Villages reported by later writers:
- Agulok, on Unalaska Island.
- Akun, on Akun Island, between Unalaska and Unimak.
- Artelnof, on Akun Island.
- Beaver, on Unalaska Island.
- Chaliuknak, on Beaver Bay, Unalaska Island.
- Ikolga, on Unalaska Island.
- Imagnee, on Summer Bay, Unalaska Island.
- Itchadak, on one of the east Aleutian Islands.
- Kalekhta, on -Unalaska Island.
- Kutchlok on Unalaska Island.
- Riechesni, on Little Bay, Akun Island in the Krenitzin group.
- Seredka, on Seredka Bay in Akun Island.
- Sisaguk, on Unimak Island.
- Takamitka, on Unalaska Island.
- Tigalda, on Tigalda Island, one of the east Aleutians.
- Totchikala, on Unalaska Island..
- Tulik, on Umnak Island, near a volcano of the same name.
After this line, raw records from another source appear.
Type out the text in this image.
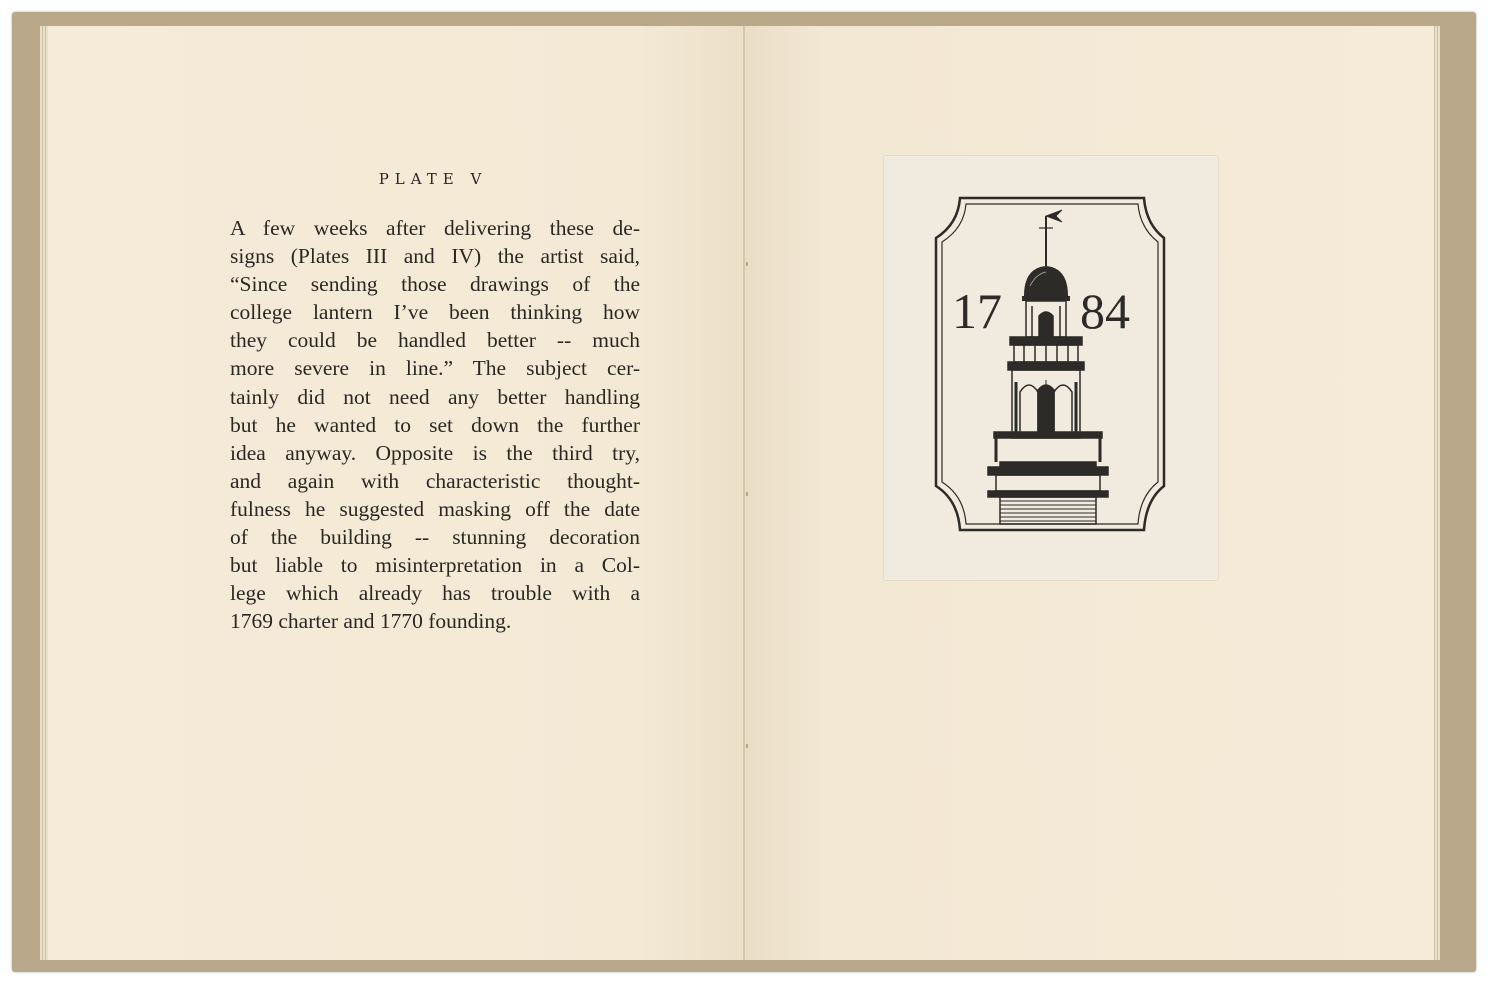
PLATE V
A few weeks after delivering these de-
signs (Plates III and IV) the artist said,
“Since sending those drawings of the
college lantern I’ve been thinking how
they could be handled better -- much
more severe in line.” The subject cer-
tainly did not need any better handling
but he wanted to set down the further
idea anyway. Opposite is the third try,
and again with characteristic thought-
fulness he suggested masking off the date
of the building -- stunning decoration
but liable to misinterpretation in a Col-
lege which already has trouble with a
1769 charter and 1770 founding.
17 84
- Ugamitzi, on Unalaska Island.
- Uknodok, on Hog Island, Captains Bay, Unalaska.
- Veselofski, at Cape Cheerful, Unalaska.
Aleut History. The Aleut became known to the Russians immediately after the voyages of Chirikoff and Bering in 1741, the discovery of the islands themselves being attributed to Mikhail Nerodchikof, September 1745. Though the natives at first resisted the exactions of the foreign traders with courage, their darts were no match for firearms, and they were not only cruelly treated themselves but were forced into the service of their masters as allies in attacks upon more distant peoples. It is said they were soon reduced to one-tenth of their former numbers. In 1794-1818 the Russian Government interfered to protect them from exploitation, and their condition was somewhat improved, but most of the improvement they experienced at Russian hands was due to the noted missionary Veniaminoff who began his labors in 1824. Through his efforts and those of fellow missionaries of the Greek Church, all of the Aleut were soon converted, and they were to some extent educated. In 1807 they, with the rest of the population of Alaska, passed under the control of the United States.
Aleut Population. Mooney (1928) estimated that in 1740 there were 16,000 Aleut. Veniaminoff (1840) gave the Atka population as 750 in 1834 and the Unalaska population as 1,497. In 1848 Father Shaiesnekov enumerated 1,400 all told, a figure which was reduced to 900 as a result of the smallpox epidemic of that year. Dall (1877) estimated that there were about 2,000, and according to the census of 1890 there were 1,702, including 734 mixed-bloods. The census of 1910 returned 1,451. The native Alaskan population speaking Eskimauan dialects was 13,698 in 1920 and 19,028 in 1930,
Connection in which the Aleut Indians have become noted. The name of the Aleut is perpetuated in that of the Aleutian Islands, and from their language is derived the word Alaska, applied to Alaska Territory, and to Alaska Peninsula, which such a large number of the Aleut inhabit.